Age group | % Birth Defects (Victoria 1983-1998) | % Birth Defects (Singapore 1994-2000) | % Birth Defects (Dallas-USA 1988-1994) |
---|---|---|---|
less than 20 | 3.5% | 2.8% | 3.5-3.7% |
20-24 | 3.2% | 2.3% | 3.5% |
25-29 | 3.3% | 1.6% | 3.9% |
30-34 | 3.4% | 2.2% | 3.9% |
35-39 | 4.2% | 3.2% | 4.4% |
40+ | 6.2% | 5.3% | 5.0% |
Most women working in the stressful environment of operating theaters are younger women in their reproductive years. The tables above clearly show there is about a 10% chance of miscarriage and a 3% chance of giving birth to a child with a birth deficit in the general populations of countries distributed across the world. These figures are significant. They mean that in any operating theater complex where many women work, one or more of these women will certainly experience a miscarriage or give birth to a child with a birth defect, even if there is no pollution of the air with trace concentrations of waste anesthetic gases.

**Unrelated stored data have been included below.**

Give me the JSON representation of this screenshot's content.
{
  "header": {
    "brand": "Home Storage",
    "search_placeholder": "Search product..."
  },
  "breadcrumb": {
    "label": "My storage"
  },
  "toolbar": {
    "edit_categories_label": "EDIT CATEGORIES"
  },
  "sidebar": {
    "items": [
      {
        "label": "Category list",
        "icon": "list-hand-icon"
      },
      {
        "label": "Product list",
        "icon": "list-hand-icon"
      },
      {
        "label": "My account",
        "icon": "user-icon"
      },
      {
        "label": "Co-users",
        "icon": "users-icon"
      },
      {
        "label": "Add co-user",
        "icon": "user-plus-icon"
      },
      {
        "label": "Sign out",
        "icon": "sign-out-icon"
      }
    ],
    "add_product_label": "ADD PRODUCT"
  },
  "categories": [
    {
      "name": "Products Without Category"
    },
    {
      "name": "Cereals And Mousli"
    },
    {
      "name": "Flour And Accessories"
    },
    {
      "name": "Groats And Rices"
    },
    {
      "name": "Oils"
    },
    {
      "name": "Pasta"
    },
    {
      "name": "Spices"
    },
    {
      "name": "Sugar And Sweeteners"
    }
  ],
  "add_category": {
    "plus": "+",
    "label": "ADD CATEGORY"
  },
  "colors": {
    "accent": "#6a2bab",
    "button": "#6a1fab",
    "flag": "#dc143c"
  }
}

So what is the current state of knowledge regarding the effects of trace concentrations of anesthetic gases? Careful analyses of all studies reveals there is no relationship between the presence of trace concentrations of waste anesthetic gases and abnormal health in people working in operating theaters. There is no increased chance of miscarriage, or of giving birth to babies with birth defects by women working in operating theaters, nor in the female partners of men working in operating theaters. In fact, careful review of studies performed during the 1970's reveal them to be flawed, and subsequent studies fail to show any relationship between cancer, liver and kidney disease, and disturbances of pregnancy related to trace concentrations of waste anesthetic gases (McGregor 2000).
Trace concentrations of anesthetic gases in the atmosphere of operating theaters have no known adverse effects on general health or pregnancy. Nonetheless, it is always better to limit exposure of trace concentrations of anesthetic gases to low concentrations you know are low, rather than take the chance of health problems due to unknown concentrations of these same anesthetic gases. For this reason, many countries have instituted, and enforce, strict regulations for acceptable levels of trace concentrations of waste anesthetic gases in operating theaters (McGregor 2000a, Mazze 1985). This is simply good workplace practice to ensure the health and wellbeing of all working there.